Las Vegas Sun

May 14, 2024

The Love Goddess Judy Tenuta gets a star on Las Vegas Boulevard

Tenuta

Paul A. Hebert / AP

Actor Judy Tenuta attends Tommy Davidson’s 50th birthday celebration at H.O.M.E. on Sunday November 10, 2013 in Beverly Hills, California.

Like anyone who’s been visiting Las Vegas frequently over the years, Judy Tenuta has plenty of great stories to share.

“My very first time was when I was not known very well but I was working with Mitzi [Shore] at The Comedy Store and, oh my God, this was back before all the TV stuff and even before my first HBO special,” says the “Love Goddess” comedian and actress known to incorporate the accordion into her stand-up act. “I was there for Thanksgiving and Mitzi had all these comics together for Thanksgiving dinner.

“And then when I returned in the summer of 1987 I opened for George Carlin at Bally’s and that was really great because my parents got to meet him. I grew up Catholic listening to him say all these wild things about priests and whatever, because he grew up Catholic, too. When I was on tour with him we would talk to each other in these odd voices, he’d do it and I’d talk back in a different voice, all the way to the show. His manager would finally say, ‘Will you guys shut up?’ And George would tell him, ‘No, we get to have fun, too.’”

Tenuta, 61, has been around all sorts of stars through nearly four decades in comedy, but there’s a special star in Las Vegas waiting for her next week. She’ll be honored on her birthday, November 7, when her name is added to the Las Vegas Walk of Stars on the Strip in front of Paris Las Vegas.

Click to enlarge photo

Judy Tenuta

“I’m very excited because I might be sandwiched between Mr. Las Vegas and who knows, maybe Siegfried and Roy? That could be exciting,” she says. “I was invited to see Siegfried and Roy back when I had all those specials and then Siegfried made a reference to me during the show. I’m just glad he didn’t make me come onstage with the tiger. That’s where I draw the line.”

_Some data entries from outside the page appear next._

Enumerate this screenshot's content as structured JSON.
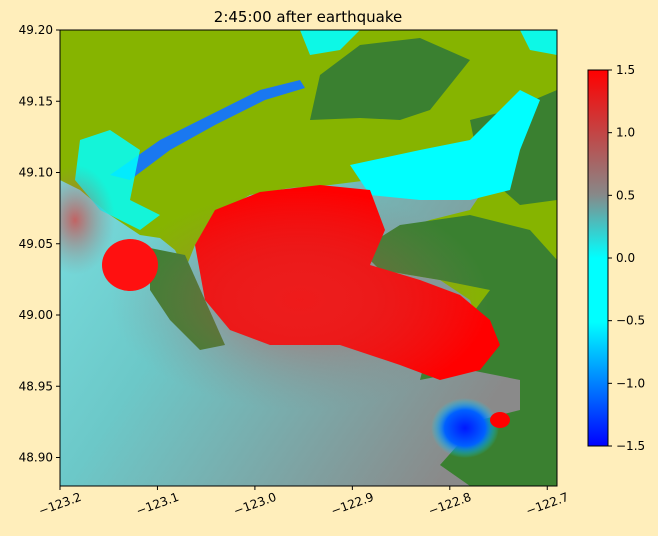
{
  "chart_data": {
    "type": "heatmap",
    "title": "2:45:00 after earthquake",
    "xlabel": "",
    "ylabel": "",
    "xlim": [
      -123.2,
      -122.69
    ],
    "ylim": [
      48.88,
      49.2
    ],
    "xticks": [
      -123.2,
      -123.1,
      -123.0,
      -122.9,
      -122.8,
      -122.7
    ],
    "xtick_labels": [
      "−123.2",
      "−123.1",
      "−123.0",
      "−122.9",
      "−122.8",
      "−122.7"
    ],
    "yticks": [
      48.9,
      48.95,
      49.0,
      49.05,
      49.1,
      49.15,
      49.2
    ],
    "ytick_labels": [
      "48.90",
      "48.95",
      "49.00",
      "49.05",
      "49.10",
      "49.15",
      "49.20"
    ],
    "colorbar": {
      "range": [
        -1.5,
        1.5
      ],
      "ticks": [
        1.5,
        1.0,
        0.5,
        0.0,
        -0.5,
        -1.0,
        -1.5
      ],
      "tick_labels": [
        "1.5",
        "1.0",
        "0.5",
        "0.0",
        "−0.5",
        "−1.0",
        "−1.5"
      ],
      "colors": [
        "#0000ff",
        "#00ffff",
        "#888888",
        "#ff0000"
      ]
    },
    "land_colors": [
      "#86b400",
      "#3a8030"
    ],
    "grid": false
  }
}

Tenuta has done countless comedy specials for HBO, Showtime and Lifetime and appeared dozens of times on late-night talk shows, more recently appearing in “The Vagina Monologues” and “Menopause the Musical.” She’s been nominated twice for Grammy Awards, was the first winner of the Best Female Comedian prize at the American Comedy Awards and is easily recognized for wild and wacky commercial campaigns with MTV and Dr. Pepper.

Tenuta headlines the Palm Springs International Comedy Festival later this month. She’s still doing stand-up these days, although a bit more selectively at a pace that fits her lifestyle, while working on independent films and maintaining an active YouTube channel.

“It’s nice to choose the shows I would like to do and that’s what I prefer when I do the live show. At my age, you don’t always want to go to towns with names like Padacki or Bullhonk,” she jokes. “And I’m sorry to say I’m not yet one of those people, an ex-wife of some guy so I can be on Desperate Housewives of Beverly Hills or something.”

Tenuta has been characterized as one of the pillars of so-called “character comedy” in the 1980s and 1990s stand-up scene, because of the over-the-top “Petite Flower” persona she embodied. But she says every comedian is enlarging and extrapolating his or her or their personality during a performance.

“When you talk to people like Jay Leno or Jerry Seinfeld, even they have to magnify whatever their basic essence is. It’s still a character but not as exaggerated as someone like Sam Kinison or Steven Wright,” she says. “I’ve certainly done movies where that’s different. I did one called ‘Desperation Boulevard’ where I play a former child star who will do anything to make a comeback, and I have to tell my crazy manager I’m not going to rob a convenience store.

“So what I’m saying is, would I ever stray from my formula? Yeah. I will. I’ll be a guest cadaver on ‘Gray’s Anatomy’ but only if they’ll let me come to life.”